Others can be from internal issues such as ingesting parasites, like tape worms or being exposed to hookworms.
Then there are allergies, such as allergies to pollen and other airborne particles or food allergies.
Shelties, and other breeds, can suffer from a disorder called,hypothyroidism also known as low thyroid . A condition that can misdiagnosed as a skin allergy.
The health of the dog's skin is indicative of sheltie health. Chronic itchy skin can be a real problem too because it can lead to hot spots.
Dermatomyositis is a very serious skin disease. It can be misdiagnosed asmange in this case canine mange, since mange can occur in other animals as well.
teeth -
You need to keep an eye on your sheltie's teeth. I guess it depends on the dog, just like in people, I suppose. Some get tarter and plaque more than others. Care for Shetland Sheepdog teeth is no different than generalcare of dog teeth.
anal glands -
Anal glands are part of your dog's anatomy. They can experience problems. A typical symptom of an anal gland problem is when the dog starts to scoot.
But I know that hearing this kind of stuff can be scary for the Sheltie shopper. You just need to be aware and be on the look out for any issues. Learn the right questions to ask. Educate yourself and you are in the right place for that!

Shetland Sheepdog Care

As with other breeds, shetland sheepdog care has its own guidelines. Dog care in general is common across breeds but each breed has its own specific requirements.
Shetland sheepdogs are part of the herding group, so they are a working dog. Working dogs like challenges and shelties, in particular, have a strong desire to please.
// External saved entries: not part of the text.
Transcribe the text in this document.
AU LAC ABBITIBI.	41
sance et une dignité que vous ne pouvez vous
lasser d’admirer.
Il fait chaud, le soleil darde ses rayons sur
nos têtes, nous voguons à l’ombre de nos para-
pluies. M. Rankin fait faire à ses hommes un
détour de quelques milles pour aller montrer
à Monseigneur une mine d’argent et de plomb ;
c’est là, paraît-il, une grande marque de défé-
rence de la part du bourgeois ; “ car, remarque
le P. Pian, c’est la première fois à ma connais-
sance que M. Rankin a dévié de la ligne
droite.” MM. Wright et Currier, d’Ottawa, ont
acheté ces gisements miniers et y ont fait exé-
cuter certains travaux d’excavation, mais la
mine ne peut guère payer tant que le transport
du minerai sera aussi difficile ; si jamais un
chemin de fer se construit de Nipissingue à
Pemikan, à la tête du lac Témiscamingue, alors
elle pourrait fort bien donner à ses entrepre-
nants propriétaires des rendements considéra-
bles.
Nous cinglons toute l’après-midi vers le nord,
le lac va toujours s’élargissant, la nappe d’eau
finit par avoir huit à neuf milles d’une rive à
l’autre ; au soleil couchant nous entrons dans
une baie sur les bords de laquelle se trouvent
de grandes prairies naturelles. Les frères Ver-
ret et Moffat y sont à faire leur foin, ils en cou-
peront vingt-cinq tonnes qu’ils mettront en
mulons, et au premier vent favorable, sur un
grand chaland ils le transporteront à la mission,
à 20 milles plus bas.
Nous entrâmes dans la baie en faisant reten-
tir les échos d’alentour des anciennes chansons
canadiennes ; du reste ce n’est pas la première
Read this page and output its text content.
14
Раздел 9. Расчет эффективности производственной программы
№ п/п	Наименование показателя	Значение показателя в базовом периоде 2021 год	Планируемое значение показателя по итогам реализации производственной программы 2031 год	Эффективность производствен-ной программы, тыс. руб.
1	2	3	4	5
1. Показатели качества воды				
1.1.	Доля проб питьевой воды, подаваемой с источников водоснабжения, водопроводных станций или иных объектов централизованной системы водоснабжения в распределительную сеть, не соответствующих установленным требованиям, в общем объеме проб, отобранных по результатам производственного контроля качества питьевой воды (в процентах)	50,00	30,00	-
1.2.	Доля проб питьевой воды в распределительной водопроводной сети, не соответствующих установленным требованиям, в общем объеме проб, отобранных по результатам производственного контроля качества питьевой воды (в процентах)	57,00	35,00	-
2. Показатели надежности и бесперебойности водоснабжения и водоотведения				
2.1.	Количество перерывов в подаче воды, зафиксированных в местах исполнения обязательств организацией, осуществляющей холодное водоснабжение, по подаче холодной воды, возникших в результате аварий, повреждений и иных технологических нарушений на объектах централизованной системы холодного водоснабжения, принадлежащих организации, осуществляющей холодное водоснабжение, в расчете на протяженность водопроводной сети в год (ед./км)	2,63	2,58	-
They are also very sensitive to the emotional state of those around them. My sheltie, Murphy, always displays concern or stress when someone is upset. This is particularly true if its my wife, to whom he is the closest. This behavior might manifest itself as a depressed look and posture, bring a toy or extra attention. My wife and I rarely disagree in a loud fashion but if Murphy thinks my tone isn't what it should be he lets me know.
Its a good idea to have a nice safe area for a sheltie to run free in, like a fenced yard. Its nice for them to have challenges and entertainment such as playing with the kids or agility equipment. If you want to see some nice agility picture of Murphy's "clan" check out these agility pictures.
A nice walk a few times a week is nice too, I don't think a sheltie can ever have too many walks! Remember a well exercised and mentally stimulated dog is better behaved and less barky.